This post is all about why I am finding being alcohol free easier than I ever thought possible. Sure there are some tough times, cravings and difficult situations but I feel after nearly two weeks that this really is it. I’m hoping this is not false optimism and my instincts tell me the optimism is justified. Even if I have a little lapse, that’s all it will be because I’m going into this alcohol free journey with expectation and enthusiasm rather than a mindset of deprivation, negativity and loss. For me it’s all been about the mindset.
In January I decided to try going alcohol free to see if it would lower my cholestrol, improve blood pressure and help me lose some weight (doctor’s orders). I knew I was drinking too much, particularly binge drinking at weekends and it was taking its toll. When I’d tried to stop drinking for a few weeks before it always ended up as failure and looking back it was because I saw it solely as depriving myself, giving up something I liked but couldn’t control and if I didn’t make it that was my fault, my failure. It all felt negative. Change based on principles of deprivation, loss, will power alone, guilt, moral weakness and probable failure is not likely to be successful . I’d read the books that most people read but didn’t like the tone, the evangalism, the judgmental tone in most of them. I’ve got nothing against people who drink, I’m simply someone who is not good at being a sensible drinker. Alcohol is a powerful drug and for various reasons I am not someone who can use it in a responsible and healthy way. Something had to change.
I then stumbled across two British men who had created a community based around giving up alcohol initially for a month. They referred to what they had set up as ONE YEAR NO BEER. they devised an approach that suited them. Suddenly there were two people speaking my language. They are two men that liked a drink but drank too much sometimes and were fed up with two day hangovers and the impact alcohol was having on their health.

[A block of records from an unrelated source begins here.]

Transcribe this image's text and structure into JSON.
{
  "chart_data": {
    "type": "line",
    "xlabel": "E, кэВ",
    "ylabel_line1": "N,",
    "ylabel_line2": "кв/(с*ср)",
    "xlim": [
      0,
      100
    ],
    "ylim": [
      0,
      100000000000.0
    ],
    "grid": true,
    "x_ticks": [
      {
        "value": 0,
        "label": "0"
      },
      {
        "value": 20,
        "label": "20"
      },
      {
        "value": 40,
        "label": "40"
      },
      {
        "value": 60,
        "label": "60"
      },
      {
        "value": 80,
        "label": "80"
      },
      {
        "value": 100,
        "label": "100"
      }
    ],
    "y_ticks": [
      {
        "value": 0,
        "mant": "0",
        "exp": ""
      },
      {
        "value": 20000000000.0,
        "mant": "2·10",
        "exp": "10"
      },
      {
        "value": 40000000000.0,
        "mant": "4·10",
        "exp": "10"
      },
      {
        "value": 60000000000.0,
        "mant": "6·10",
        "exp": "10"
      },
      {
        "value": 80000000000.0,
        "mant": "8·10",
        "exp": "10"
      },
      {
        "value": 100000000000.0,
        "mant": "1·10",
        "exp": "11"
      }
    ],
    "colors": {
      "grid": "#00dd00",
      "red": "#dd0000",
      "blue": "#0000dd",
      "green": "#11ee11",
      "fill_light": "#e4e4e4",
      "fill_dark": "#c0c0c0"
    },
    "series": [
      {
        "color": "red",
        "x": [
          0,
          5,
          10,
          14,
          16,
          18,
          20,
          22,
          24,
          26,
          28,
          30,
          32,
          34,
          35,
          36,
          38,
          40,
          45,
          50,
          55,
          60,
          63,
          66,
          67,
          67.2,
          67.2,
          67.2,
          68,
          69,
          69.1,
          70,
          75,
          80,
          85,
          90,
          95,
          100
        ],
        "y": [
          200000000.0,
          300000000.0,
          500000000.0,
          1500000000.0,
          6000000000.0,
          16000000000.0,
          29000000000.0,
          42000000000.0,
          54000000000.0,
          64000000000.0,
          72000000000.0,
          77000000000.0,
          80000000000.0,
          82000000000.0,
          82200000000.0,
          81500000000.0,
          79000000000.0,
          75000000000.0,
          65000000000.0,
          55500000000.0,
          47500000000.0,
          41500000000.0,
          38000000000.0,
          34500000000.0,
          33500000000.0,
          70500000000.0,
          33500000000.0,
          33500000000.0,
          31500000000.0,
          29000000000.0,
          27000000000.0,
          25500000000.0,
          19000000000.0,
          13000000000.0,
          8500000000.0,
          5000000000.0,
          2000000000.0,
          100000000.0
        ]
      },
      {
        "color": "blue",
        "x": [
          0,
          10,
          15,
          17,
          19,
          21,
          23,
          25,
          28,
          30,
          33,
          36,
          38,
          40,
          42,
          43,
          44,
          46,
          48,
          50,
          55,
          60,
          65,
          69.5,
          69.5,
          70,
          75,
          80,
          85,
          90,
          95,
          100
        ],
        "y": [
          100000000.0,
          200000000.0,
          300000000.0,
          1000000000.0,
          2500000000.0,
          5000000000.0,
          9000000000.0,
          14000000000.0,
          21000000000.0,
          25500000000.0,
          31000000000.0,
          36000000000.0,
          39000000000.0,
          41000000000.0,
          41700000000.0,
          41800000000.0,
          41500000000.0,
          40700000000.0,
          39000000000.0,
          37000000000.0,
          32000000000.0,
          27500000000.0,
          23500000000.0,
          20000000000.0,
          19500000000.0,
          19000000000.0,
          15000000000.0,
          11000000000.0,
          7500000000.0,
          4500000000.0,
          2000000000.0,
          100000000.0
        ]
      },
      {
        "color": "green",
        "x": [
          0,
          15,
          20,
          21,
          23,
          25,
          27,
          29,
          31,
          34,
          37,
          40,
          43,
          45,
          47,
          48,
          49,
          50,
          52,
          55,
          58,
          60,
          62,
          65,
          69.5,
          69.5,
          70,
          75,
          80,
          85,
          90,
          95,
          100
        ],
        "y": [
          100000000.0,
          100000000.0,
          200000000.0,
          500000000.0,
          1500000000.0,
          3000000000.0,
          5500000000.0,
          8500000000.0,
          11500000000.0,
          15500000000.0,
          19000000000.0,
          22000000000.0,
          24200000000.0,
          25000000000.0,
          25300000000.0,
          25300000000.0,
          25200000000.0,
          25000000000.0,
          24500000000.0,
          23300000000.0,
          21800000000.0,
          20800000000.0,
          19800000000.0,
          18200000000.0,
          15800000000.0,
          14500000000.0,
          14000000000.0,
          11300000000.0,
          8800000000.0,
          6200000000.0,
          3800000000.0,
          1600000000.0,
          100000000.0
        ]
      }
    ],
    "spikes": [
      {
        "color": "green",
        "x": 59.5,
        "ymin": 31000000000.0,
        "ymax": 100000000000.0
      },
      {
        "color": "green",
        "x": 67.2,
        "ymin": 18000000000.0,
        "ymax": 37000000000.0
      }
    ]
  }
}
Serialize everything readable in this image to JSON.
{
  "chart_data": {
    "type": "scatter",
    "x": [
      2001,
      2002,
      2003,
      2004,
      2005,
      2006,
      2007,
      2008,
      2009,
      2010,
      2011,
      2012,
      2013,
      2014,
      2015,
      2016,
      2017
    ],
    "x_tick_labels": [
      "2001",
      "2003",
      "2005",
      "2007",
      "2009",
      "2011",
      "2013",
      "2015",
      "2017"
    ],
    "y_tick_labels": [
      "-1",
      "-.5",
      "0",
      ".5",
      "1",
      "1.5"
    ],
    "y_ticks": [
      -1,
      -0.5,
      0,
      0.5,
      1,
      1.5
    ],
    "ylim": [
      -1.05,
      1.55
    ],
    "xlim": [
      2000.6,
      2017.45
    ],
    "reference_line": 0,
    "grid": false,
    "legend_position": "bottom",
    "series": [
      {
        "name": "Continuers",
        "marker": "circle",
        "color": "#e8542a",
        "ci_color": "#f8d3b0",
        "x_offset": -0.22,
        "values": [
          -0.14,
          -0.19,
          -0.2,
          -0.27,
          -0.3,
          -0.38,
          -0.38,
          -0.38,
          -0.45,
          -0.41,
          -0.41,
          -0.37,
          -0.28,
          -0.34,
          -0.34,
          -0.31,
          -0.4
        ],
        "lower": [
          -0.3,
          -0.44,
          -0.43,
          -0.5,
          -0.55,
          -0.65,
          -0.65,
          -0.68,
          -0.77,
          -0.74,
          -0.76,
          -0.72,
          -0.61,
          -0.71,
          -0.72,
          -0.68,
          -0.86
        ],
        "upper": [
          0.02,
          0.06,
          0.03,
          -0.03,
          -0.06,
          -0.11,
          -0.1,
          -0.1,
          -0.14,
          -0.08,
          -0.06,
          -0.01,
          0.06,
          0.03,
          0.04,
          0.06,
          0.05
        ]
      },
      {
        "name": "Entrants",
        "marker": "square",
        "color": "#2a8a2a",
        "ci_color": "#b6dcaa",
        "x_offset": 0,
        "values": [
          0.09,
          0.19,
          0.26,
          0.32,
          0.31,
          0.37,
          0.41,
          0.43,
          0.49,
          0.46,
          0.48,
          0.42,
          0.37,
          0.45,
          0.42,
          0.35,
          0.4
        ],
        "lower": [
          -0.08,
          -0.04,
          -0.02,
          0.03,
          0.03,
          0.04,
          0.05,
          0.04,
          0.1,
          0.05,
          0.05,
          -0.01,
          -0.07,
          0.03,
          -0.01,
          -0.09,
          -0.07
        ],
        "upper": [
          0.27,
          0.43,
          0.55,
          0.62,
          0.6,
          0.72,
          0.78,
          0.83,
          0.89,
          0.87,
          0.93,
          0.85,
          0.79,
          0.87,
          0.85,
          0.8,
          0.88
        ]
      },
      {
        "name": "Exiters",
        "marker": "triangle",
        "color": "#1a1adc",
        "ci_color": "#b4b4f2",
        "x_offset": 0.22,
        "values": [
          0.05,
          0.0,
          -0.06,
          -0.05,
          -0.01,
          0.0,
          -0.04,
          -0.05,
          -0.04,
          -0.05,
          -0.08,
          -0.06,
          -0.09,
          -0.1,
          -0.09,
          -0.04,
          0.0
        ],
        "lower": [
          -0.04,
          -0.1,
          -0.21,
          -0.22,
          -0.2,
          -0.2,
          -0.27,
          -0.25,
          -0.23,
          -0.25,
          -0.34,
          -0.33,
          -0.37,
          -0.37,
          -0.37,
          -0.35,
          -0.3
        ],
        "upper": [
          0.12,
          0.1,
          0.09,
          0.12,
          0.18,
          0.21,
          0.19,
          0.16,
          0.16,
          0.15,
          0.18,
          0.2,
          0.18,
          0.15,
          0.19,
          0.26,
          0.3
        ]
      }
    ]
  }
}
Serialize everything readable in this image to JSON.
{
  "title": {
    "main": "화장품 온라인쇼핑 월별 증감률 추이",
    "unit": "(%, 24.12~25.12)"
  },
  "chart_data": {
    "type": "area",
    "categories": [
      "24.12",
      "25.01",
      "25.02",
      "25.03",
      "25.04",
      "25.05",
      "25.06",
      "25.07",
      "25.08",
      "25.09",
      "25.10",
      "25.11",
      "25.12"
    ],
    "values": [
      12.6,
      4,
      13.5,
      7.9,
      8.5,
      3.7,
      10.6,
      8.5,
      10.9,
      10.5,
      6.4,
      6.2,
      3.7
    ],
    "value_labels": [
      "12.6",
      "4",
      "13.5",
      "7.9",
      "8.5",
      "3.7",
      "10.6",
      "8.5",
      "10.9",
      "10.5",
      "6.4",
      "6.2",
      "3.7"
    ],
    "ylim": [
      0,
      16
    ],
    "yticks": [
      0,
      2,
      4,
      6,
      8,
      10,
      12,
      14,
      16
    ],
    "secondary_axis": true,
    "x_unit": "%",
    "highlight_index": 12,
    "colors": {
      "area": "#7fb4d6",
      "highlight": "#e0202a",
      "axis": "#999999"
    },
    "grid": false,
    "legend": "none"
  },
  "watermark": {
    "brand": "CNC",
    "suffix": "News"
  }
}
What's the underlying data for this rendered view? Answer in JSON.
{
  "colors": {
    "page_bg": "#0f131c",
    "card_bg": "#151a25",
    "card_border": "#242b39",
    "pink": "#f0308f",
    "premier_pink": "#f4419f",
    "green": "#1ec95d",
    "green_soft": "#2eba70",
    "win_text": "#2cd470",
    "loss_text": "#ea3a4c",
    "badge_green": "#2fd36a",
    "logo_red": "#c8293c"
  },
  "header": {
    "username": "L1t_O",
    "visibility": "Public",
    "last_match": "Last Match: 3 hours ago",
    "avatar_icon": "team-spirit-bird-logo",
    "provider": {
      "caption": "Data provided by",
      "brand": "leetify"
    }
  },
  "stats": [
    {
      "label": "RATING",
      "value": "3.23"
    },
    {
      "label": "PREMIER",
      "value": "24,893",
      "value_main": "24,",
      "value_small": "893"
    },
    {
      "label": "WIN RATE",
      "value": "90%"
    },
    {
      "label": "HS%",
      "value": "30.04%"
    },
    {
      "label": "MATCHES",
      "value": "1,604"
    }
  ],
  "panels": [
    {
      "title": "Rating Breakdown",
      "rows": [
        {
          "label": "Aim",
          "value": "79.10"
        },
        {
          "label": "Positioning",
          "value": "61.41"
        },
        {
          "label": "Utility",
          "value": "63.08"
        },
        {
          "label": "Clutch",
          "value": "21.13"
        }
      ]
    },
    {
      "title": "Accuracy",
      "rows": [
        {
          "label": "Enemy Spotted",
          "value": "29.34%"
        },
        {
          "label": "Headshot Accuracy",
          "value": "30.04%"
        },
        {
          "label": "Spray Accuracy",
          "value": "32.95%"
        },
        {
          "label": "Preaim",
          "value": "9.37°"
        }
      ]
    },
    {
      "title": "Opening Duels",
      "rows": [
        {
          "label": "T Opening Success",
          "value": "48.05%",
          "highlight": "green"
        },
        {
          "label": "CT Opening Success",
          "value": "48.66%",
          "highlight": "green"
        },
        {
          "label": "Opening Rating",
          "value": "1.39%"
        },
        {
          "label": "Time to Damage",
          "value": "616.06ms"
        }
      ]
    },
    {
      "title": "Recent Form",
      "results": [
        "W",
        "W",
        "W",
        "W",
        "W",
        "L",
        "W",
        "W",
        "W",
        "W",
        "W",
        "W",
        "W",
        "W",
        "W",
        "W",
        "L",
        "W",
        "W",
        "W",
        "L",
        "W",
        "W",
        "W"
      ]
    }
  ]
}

The key thing was this- they focused on the positive, cool aspects of giving up alcohol- improved health, well-being, weight loss, more time, better concentration and sleep. They looked at the work of Professor Moore who conducted a massive study of the effects of giving up alcohol for just 4 weeks. The results were staggering in terms of health benefits. Prof Moore suggested that if someone ever produced a pill that could replicate what 4 weeks without alcohol could do everyone would be clamouring for that pill. Powerful stuff.
Suddenly the picture changes- going alcohol free is going to open up an enhanced experience of life. I knew this deep down but seeing it spelt out like it was by these two men hit me like a thunderbolt. I couldn’t wait to go alcohol free. That was certainly a reframing moment. At the same time alcohol was at the centre of so much that I did so it was going to be a mixed process; there was going to be some loss and physical reactions to stopping but there was also going to be much to look forward to. I went on their website https://www.oneyearnobeer.com and downloaded their 28 day challenge (not sure if that i still available). I adapted it for my own purposes and turned it into a 3 month challenge. I kept a journal. I logged the changes. For me knowing it was three months gave me an escape clause. This was time limited. I could give it a real go knowing I could drink again after 3 months. During that 3 months without alcohol I felt great; I lost 12 lbs, better skin, improved sleep (although not for the first 4 weeks), more time, more energy, more motivation, lower cholestrol, reduced blood pressure. My doctor was impressed. All I had really done was cut out alcohol. I was happier. The only downsides were some of the anxiety I mentioned in a previous post and the adjustment of tackling social ocassions without booze.
Three months without hangovers! Being able to do productive things on a Saturday morning, this was great. After 3 months I decided to go back to drinking, that was the original deal with myself but part of me didn’t want to. Of course when I started drinking again my drinking was even heavier than before. It was as if I wanted the contrast. As I started drinking again the conviction slowly develped that I wanted to go back to how I felt during that 3 months without alcohol. I reread the booklet written by OYNB authors – Ruari and Andy and set the target date of September 1st. I knew enough about myself to know that moderation was not going to work. I drank alcohol like I do everything else- excessively. I wanted to experience those highs of not drinking again. Going alcohol free had been a positive adventure full of transformation, promise and tangible benefits. It was the magic pill that cost nothing.
So there we are. Many elements have coallesced to give me this desire to live my life alcohol free. Without doubt though Ruari and Andy from OYNB have been a huge influence and I wish to thank them for sharing their thoughts and insights but most importantly for reframing going alcohol free as a positive choice rather than one stemming from a feeling of failure or moral ineptitude. If you are thinking of going alcohol free or want to give it a go I recommend checking out their website. Their approach spoke to me and felt right. I didn’t join one of their online programmes or communities because I personally felt I had enough knowledge and motivation to go it alone. Except of course I’m not alone, there is this marvellous community of bloggers here all looking out for each other. If I had rushed into this sobriety or filled my head with an AA style approach going alcohol free would not be working for me, I know that. It’s all about finding a way that works for you. Reading what Ruari and Andy had to say, being inspired by fellow bloggers who were enjoying alcohol free lives and dipping my toe in the water with a three month challenge all helped me start this journey that is more exciting than it is scary. Alcohol free living – what a pill!